Ecosyste.ms: Awesome

An open API service indexing awesome lists of open source software.

Awesome Lists | Featured Topics | Projects

https://github.com/MachineLearningSystem/nexus


https://github.com/MachineLearningSystem/nexus

Last synced: about 1 month ago
JSON representation

Awesome Lists containing this project

README

        

Nexus
=====

[![Docker Image](https://img.shields.io/microbadger/image-size/abcdabcd987/nexus)](https://hub.docker.com/repository/docker/abcdabcd987/nexus)

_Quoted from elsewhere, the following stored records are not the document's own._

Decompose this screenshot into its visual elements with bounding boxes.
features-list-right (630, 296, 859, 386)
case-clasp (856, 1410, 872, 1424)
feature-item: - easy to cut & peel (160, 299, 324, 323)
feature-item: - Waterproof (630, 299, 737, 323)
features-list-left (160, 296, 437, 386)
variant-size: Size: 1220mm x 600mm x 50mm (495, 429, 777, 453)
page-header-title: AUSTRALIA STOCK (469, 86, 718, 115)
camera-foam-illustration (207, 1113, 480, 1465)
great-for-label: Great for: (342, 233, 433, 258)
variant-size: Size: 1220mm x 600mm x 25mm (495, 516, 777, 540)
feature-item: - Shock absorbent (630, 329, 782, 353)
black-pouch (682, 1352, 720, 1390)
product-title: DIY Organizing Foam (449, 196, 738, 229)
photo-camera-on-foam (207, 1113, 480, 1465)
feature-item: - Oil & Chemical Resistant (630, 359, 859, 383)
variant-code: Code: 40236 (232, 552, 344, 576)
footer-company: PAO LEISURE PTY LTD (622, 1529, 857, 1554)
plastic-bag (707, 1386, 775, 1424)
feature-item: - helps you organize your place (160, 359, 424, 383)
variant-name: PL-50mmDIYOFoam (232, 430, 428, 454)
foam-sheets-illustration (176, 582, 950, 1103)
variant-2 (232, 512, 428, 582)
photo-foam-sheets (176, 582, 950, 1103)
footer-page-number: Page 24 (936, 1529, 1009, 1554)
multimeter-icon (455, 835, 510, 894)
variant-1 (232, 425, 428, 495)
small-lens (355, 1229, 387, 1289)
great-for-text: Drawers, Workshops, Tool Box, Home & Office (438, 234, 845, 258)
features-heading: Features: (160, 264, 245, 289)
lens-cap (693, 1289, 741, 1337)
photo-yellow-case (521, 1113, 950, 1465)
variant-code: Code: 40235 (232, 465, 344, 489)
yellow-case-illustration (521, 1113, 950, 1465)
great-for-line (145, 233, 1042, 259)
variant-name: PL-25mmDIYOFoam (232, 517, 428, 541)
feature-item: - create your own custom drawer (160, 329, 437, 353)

Nexus is a scalable and efficient serving system for DNN applications on GPU
cluster.

## SOSP 2019 Paper

* Check out our SOSP 2019 paper [here](https://doi.org/10.1145/3341301.3359658).
* Check out the [Google Drive](https://drive.google.com/open?id=104UqrlNrfJoQnGdkxTQ56mfxSBFyJTcr) that contains a sample of video dataset.

## Building Nexus

See [BUILDING.md](BUILDING.md) for details.

## Docker and Examples

We provide a [Docker image](https://hub.docker.com/repository/docker/abcdabcd987/nexus)
so that you can try Nexus quickly. And there is an example that goes step by
step on how to run Nexus with a simple example application. We recommend you to
take a look [here](examples/README.md).

## Deployment

### Download Model Zoo

Nexus publishes public model zoo on our department-hosted GitLab. To download,
you need to install [Git LFS](https://git-lfs.github.com/) first. Then, run:

```bash
git clone https://gitlab.cs.washington.edu/syslab/nexus-models
cd nexus-models
git lfs checkout
```

### Run the Profiler

Nexus is a profile-based system. So before running Nexus, make sure you have
profiled all the GPUs. To profile a certain model on a certain GPU, run:

```bash
nexus/tools/profiler/profiler.py --gpu_list=GPU_INDEX --gpu_uuid \
--framework=tensorflow --model=MODEL_NAME \
--model_root=nexus-models/ --dataset=/path/to/datasets/
```

The profile will be saved to the `--model_root` directory.
See [examples](examples/README.md) for more concrete usage.

### Run Nexus

To run Nexus, you need to run the **scheduler** first, then spawn a **backend** for each
GPU card, and finally run the Nexus **frontend** of your application.
See [examples](examples/README.md) for more concrete usage.